With no clean water pumped into Kibera and no waste taken out, Wilhelmson had to find a way to dispose of waste that involved none of the flushing we take for granted in the West.
In 2005, he began developing a slim, elongated bag, that people would use once, sitting, squatting or standing. Inside the bag is a thin gauze, which prevents contact with the excrement when used.
However, key to its success is a thin film of urea, which coats the inside.
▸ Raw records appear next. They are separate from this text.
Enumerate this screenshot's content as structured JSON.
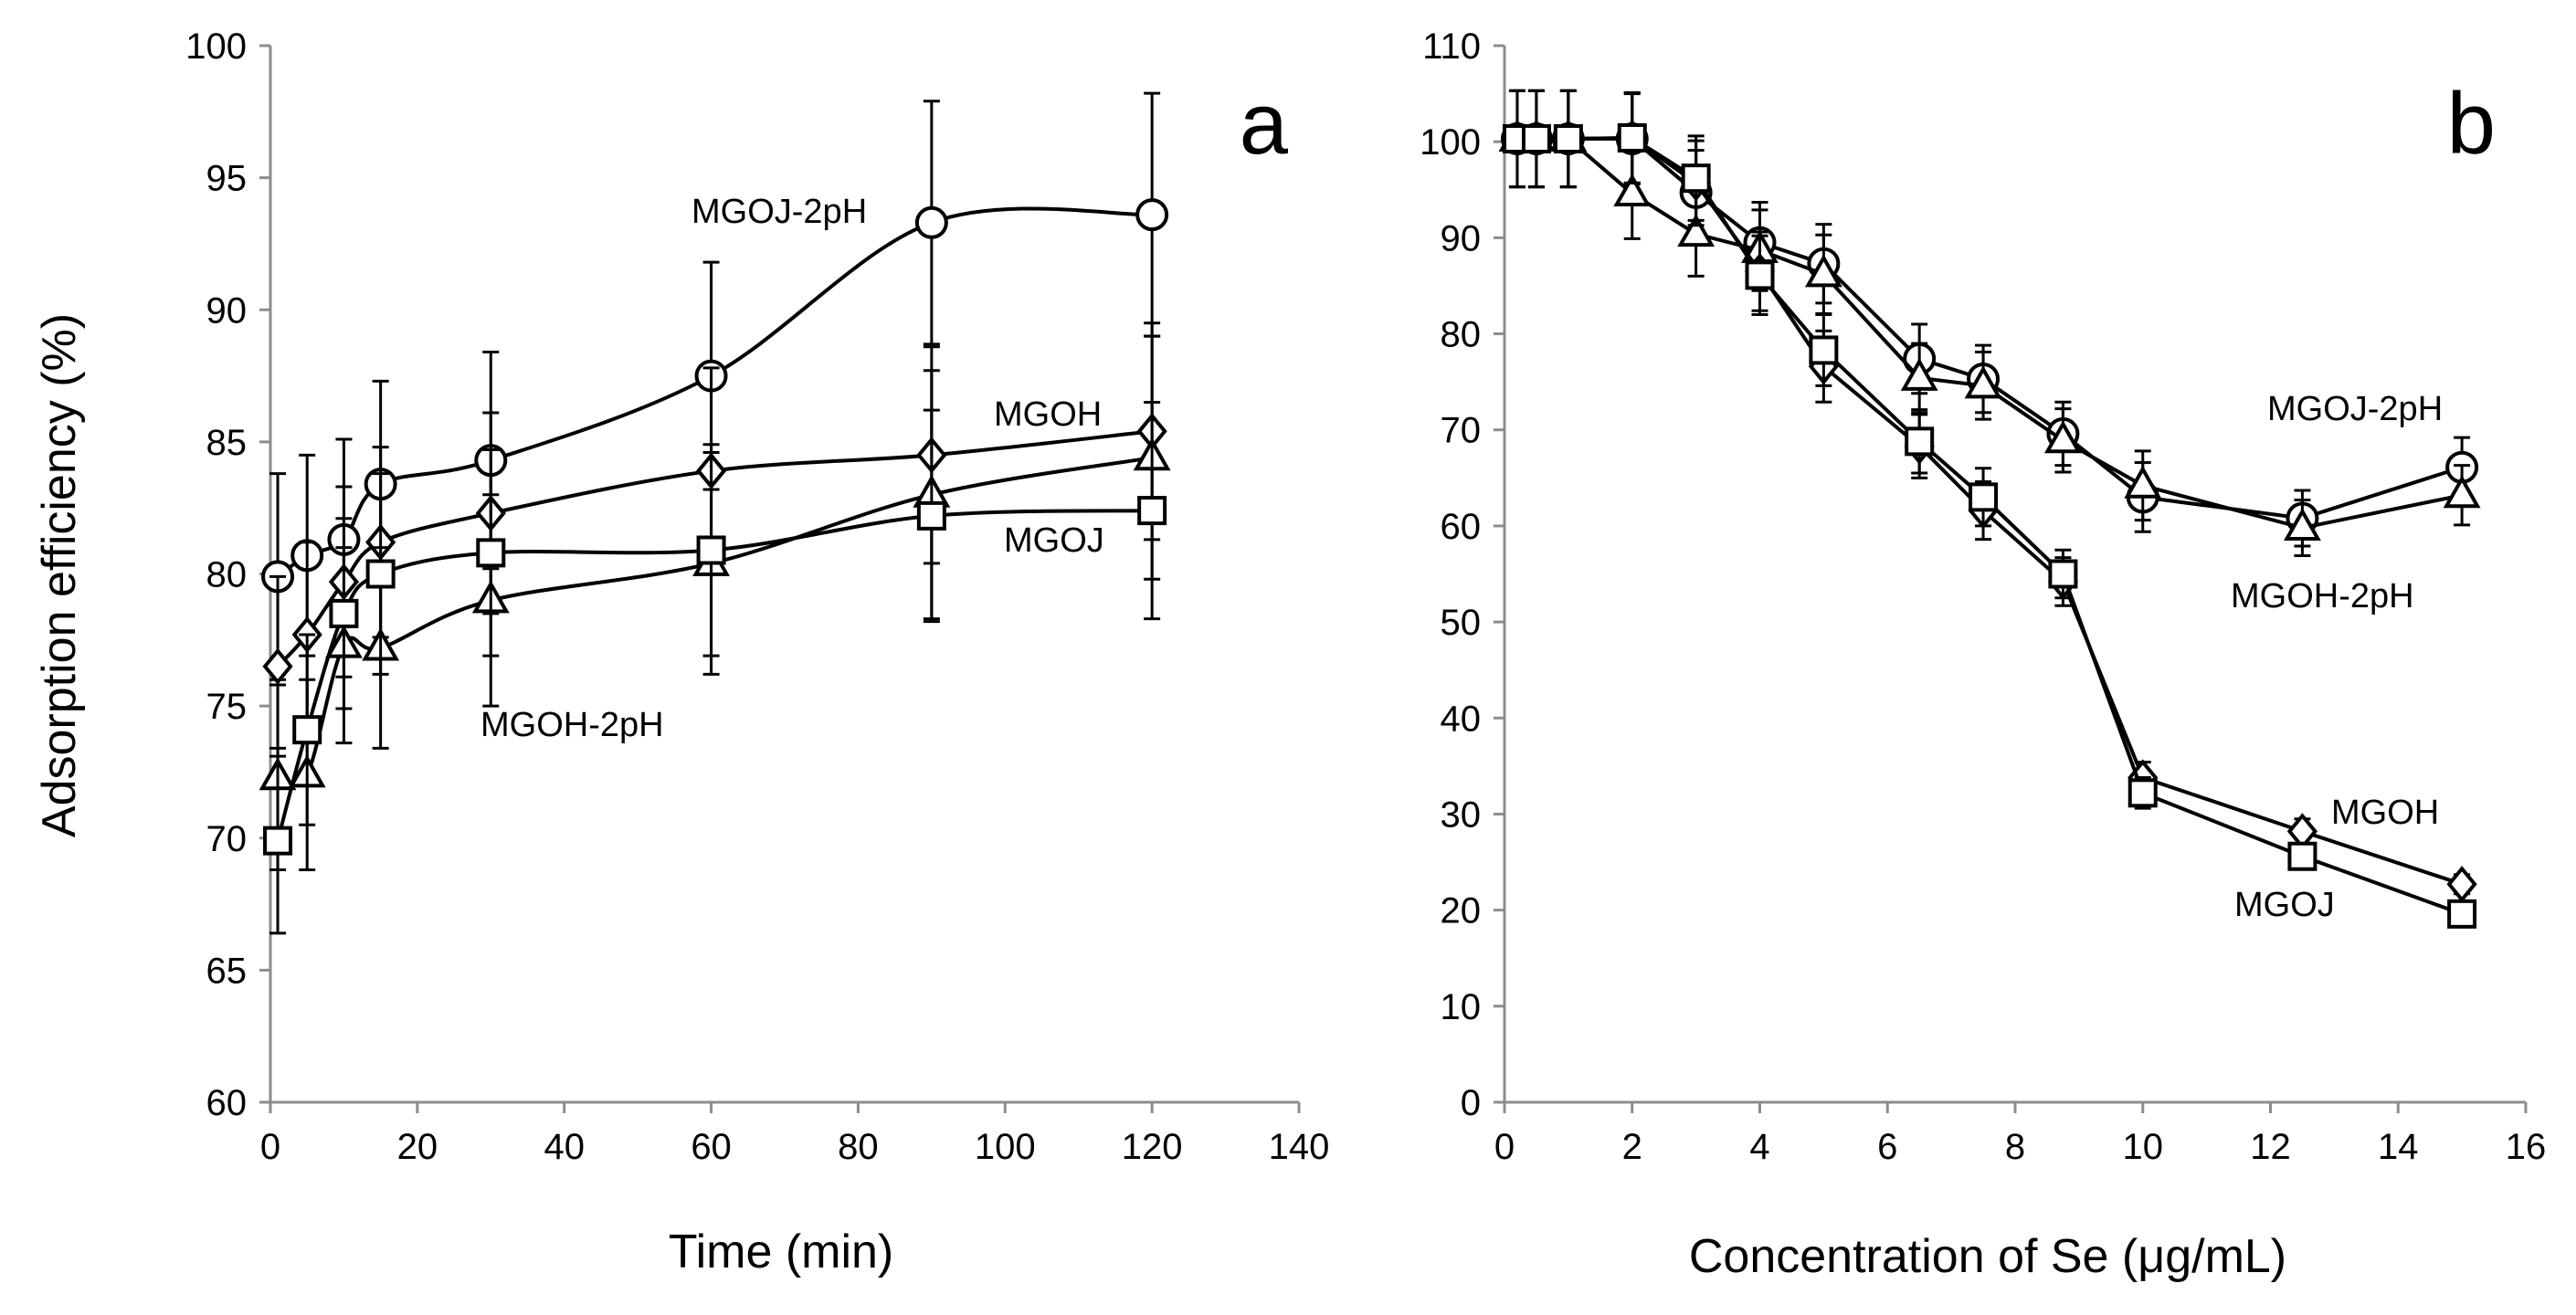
{
  "chart_data": [
    {
      "type": "line",
      "panel": "a",
      "xlabel": "Time (min)",
      "ylabel": "Adsorption efficiency (%)",
      "xlim": [
        0,
        140
      ],
      "ylim": [
        60,
        100
      ],
      "xticks": [
        0,
        20,
        40,
        60,
        80,
        100,
        120,
        140
      ],
      "yticks": [
        60,
        65,
        70,
        75,
        80,
        85,
        90,
        95,
        100
      ],
      "grid": false,
      "x": [
        1,
        5,
        10,
        15,
        30,
        60,
        90,
        120
      ],
      "series": [
        {
          "name": "MGOJ-2pH",
          "marker": "circle",
          "values": [
            79.9,
            80.7,
            81.3,
            83.4,
            84.3,
            87.5,
            93.3,
            93.6
          ],
          "errors": [
            3.9,
            3.8,
            3.8,
            3.9,
            4.1,
            4.3,
            4.6,
            4.6
          ]
        },
        {
          "name": "MGOH",
          "marker": "diamond",
          "values": [
            76.5,
            77.7,
            79.7,
            81.2,
            82.3,
            83.9,
            84.5,
            85.4
          ],
          "errors": [
            3.4,
            3.5,
            3.6,
            3.6,
            3.8,
            3.9,
            4.1,
            4.1
          ]
        },
        {
          "name": "MGOH-2pH",
          "marker": "triangle",
          "values": [
            72.3,
            72.4,
            77.3,
            77.2,
            79.0,
            80.4,
            83.0,
            84.4
          ],
          "errors": [
            3.5,
            3.6,
            3.7,
            3.8,
            4.0,
            4.2,
            4.7,
            4.6
          ]
        },
        {
          "name": "MGOJ",
          "marker": "square",
          "values": [
            69.9,
            74.1,
            78.5,
            80.0,
            80.8,
            80.9,
            82.2,
            82.4
          ],
          "errors": [
            3.5,
            3.6,
            3.6,
            3.8,
            3.9,
            4.0,
            4.0,
            4.1
          ]
        }
      ]
    },
    {
      "type": "line",
      "panel": "b",
      "xlabel": "Concentration of Se (μg/mL)",
      "ylabel": "",
      "xlim": [
        0,
        16
      ],
      "ylim": [
        0,
        110
      ],
      "xticks": [
        0,
        2,
        4,
        6,
        8,
        10,
        12,
        14,
        16
      ],
      "yticks": [
        0,
        10,
        20,
        30,
        40,
        50,
        60,
        70,
        80,
        90,
        100,
        110
      ],
      "grid": false,
      "x": [
        0.2,
        0.5,
        1,
        2,
        3,
        4,
        5,
        6.5,
        7.5,
        8.75,
        10,
        12.5,
        15
      ],
      "series": [
        {
          "name": "MGOJ-2pH",
          "marker": "circle",
          "values": [
            100.3,
            100.3,
            100.3,
            100.3,
            94.7,
            89.5,
            87.3,
            77.4,
            75.3,
            69.6,
            63.0,
            60.8,
            66.1
          ],
          "errors": [
            5,
            5,
            5,
            4.7,
            4.4,
            4.2,
            4.1,
            3.6,
            3.5,
            3.3,
            3.6,
            2.9,
            3.1
          ]
        },
        {
          "name": "MGOH-2pH",
          "marker": "triangle",
          "values": [
            100.3,
            100.3,
            100.3,
            94.6,
            90.4,
            88.7,
            86.2,
            75.4,
            74.6,
            68.9,
            64.2,
            59.8,
            63.2
          ],
          "errors": [
            5,
            5,
            5,
            4.7,
            4.4,
            4.2,
            4.1,
            3.6,
            3.5,
            3.3,
            3.6,
            2.9,
            3.1
          ]
        },
        {
          "name": "MGOH",
          "marker": "diamond",
          "values": [
            100.3,
            100.3,
            100.3,
            100.4,
            95.7,
            86.5,
            76.6,
            68.3,
            61.6,
            54.2,
            33.8,
            28.2,
            22.7
          ],
          "errors": [
            5,
            5,
            5,
            4.7,
            4.4,
            4.1,
            3.7,
            3.3,
            3.0,
            2.5,
            1.6,
            1.3,
            1.0
          ]
        },
        {
          "name": "MGOJ",
          "marker": "square",
          "values": [
            100.3,
            100.3,
            100.3,
            100.4,
            96.2,
            86.1,
            78.3,
            68.8,
            63.0,
            55.0,
            32.2,
            25.6,
            19.6
          ],
          "errors": [
            5,
            5,
            5,
            4.7,
            4.4,
            4.1,
            3.7,
            3.3,
            3.0,
            2.5,
            1.6,
            1.3,
            1.0
          ]
        }
      ]
    }
  ]
}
A non-hazardous chemical, the urea reacts with the faeces or urine in the bag, breaking the contents down into ammonia and water.
The organisms that produce diseases found in faeces, such as parasites and bacterias, are inactivated within two to four weeks, and what’s left over can be buried in the back yard and used as a fertiliser.
During a trial run earlier this year, the residents took to it quickly.
“People were very excited about it,” says Suraj Sudhakar, the project manager in Nairobi. “For women especially, it’s a huge benefit, as they no longer have to leave the cooking and children if they want to use the toilet.”
PeePoople, the organisation that Wilhelmson established to make the bag, plans on producing 500,000 a day by next year, which they will sell for around two cents.
More than two and a half billion people around the world do not have good sanitation, according to the United Nations, which leads to diseases that kill more than one and a half million people a year.
Indeed, so bad is the problem, dirty water kills more people than all forms of violence including wars, according to the United Nations Environment Programme.
“The ideal solution is that you build more toilets but, but that’s not always possible. So inventions like this are one of the best ways around the problem,” says Jack Sim, founder of the World Toilet Organisation.